Remarkably, Kane did not discuss something that the Army has considered but never formally adopted: “360-degree” officer reviews. Adding the voices of an officer’s peers and subordinates could counterbalance conformity and cronyism. It might also do a better job of identifying particularly capable leaders respected by the soldiers who actually have to live with an officer’s decisions.

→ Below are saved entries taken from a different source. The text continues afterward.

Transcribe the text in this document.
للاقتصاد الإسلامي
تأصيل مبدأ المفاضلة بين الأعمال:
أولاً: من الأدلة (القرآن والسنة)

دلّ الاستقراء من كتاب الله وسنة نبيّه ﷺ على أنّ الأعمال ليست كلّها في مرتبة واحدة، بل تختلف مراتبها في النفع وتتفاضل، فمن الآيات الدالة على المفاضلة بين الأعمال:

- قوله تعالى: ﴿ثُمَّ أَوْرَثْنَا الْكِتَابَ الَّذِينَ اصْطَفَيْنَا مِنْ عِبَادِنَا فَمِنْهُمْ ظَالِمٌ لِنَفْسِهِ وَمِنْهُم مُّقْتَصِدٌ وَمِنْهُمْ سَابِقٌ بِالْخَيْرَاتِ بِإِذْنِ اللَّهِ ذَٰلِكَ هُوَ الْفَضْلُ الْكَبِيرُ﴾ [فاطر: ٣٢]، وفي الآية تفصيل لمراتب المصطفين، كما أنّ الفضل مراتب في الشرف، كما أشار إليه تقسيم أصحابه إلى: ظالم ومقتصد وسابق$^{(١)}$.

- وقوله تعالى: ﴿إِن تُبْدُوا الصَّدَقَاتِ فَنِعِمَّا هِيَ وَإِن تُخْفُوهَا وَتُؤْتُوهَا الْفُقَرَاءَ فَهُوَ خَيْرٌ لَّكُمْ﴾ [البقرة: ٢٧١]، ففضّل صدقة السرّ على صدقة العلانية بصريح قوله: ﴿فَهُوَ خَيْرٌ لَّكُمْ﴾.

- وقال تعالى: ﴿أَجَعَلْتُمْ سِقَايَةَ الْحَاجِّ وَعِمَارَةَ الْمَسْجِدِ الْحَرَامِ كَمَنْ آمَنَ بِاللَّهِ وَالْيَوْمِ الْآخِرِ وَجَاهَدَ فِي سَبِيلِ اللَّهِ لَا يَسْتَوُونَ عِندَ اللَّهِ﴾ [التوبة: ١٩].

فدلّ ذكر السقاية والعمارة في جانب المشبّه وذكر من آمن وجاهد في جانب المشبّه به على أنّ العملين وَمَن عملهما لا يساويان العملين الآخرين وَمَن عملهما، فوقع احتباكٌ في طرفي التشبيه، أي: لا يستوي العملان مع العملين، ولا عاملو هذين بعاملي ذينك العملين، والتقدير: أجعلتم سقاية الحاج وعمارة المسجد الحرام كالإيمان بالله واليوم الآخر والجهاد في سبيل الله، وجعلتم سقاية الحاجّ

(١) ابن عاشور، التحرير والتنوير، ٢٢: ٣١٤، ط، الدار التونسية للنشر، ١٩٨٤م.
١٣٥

Col. Craig A. Collier Lt. Col. Timothy F. Watson
Washington, D.C.

Tim Kane replies:

I agree entirely with Craig Collier and Timothy Watson: the flaws of military personnel rules are much bigger than the retention crisis. Bleeding talent means not that all of the best officers leave early, but that many do (an observation of more than 80 percent of the active-duty officers I surveyed). The larger message is that the great officers who remain in uniform are ineffectively evaluated, and are not always matched with the right jobs and given the freedom to excel, whether that be in a specialty or in command. It’s long past time for the U.S. military to recognize—as the Soviet Union did—that central planning of any resource is never more efficient than a market. I remain honored and awed by the service of the men and women in uniform, especially those who, like Collier and Watson, have innovative ideas.

Corrections

The Rise of the New Global Elite” (January/February Atlantic) mentioned “Paul Allen’s Sun Valley gathering.” This should have read “Herb Allen’s Sun Valley gathering.” In the same issue, “The Kindest Cut” should have said that Dr. Ronald Wandira works for Population Services International. “The Last Stand of Ricardo Sanchez” should have read that at the time of his retirement, Sanchez was the highest-ranking Latino in the Army, not the highest-ranking Latino ever to have served.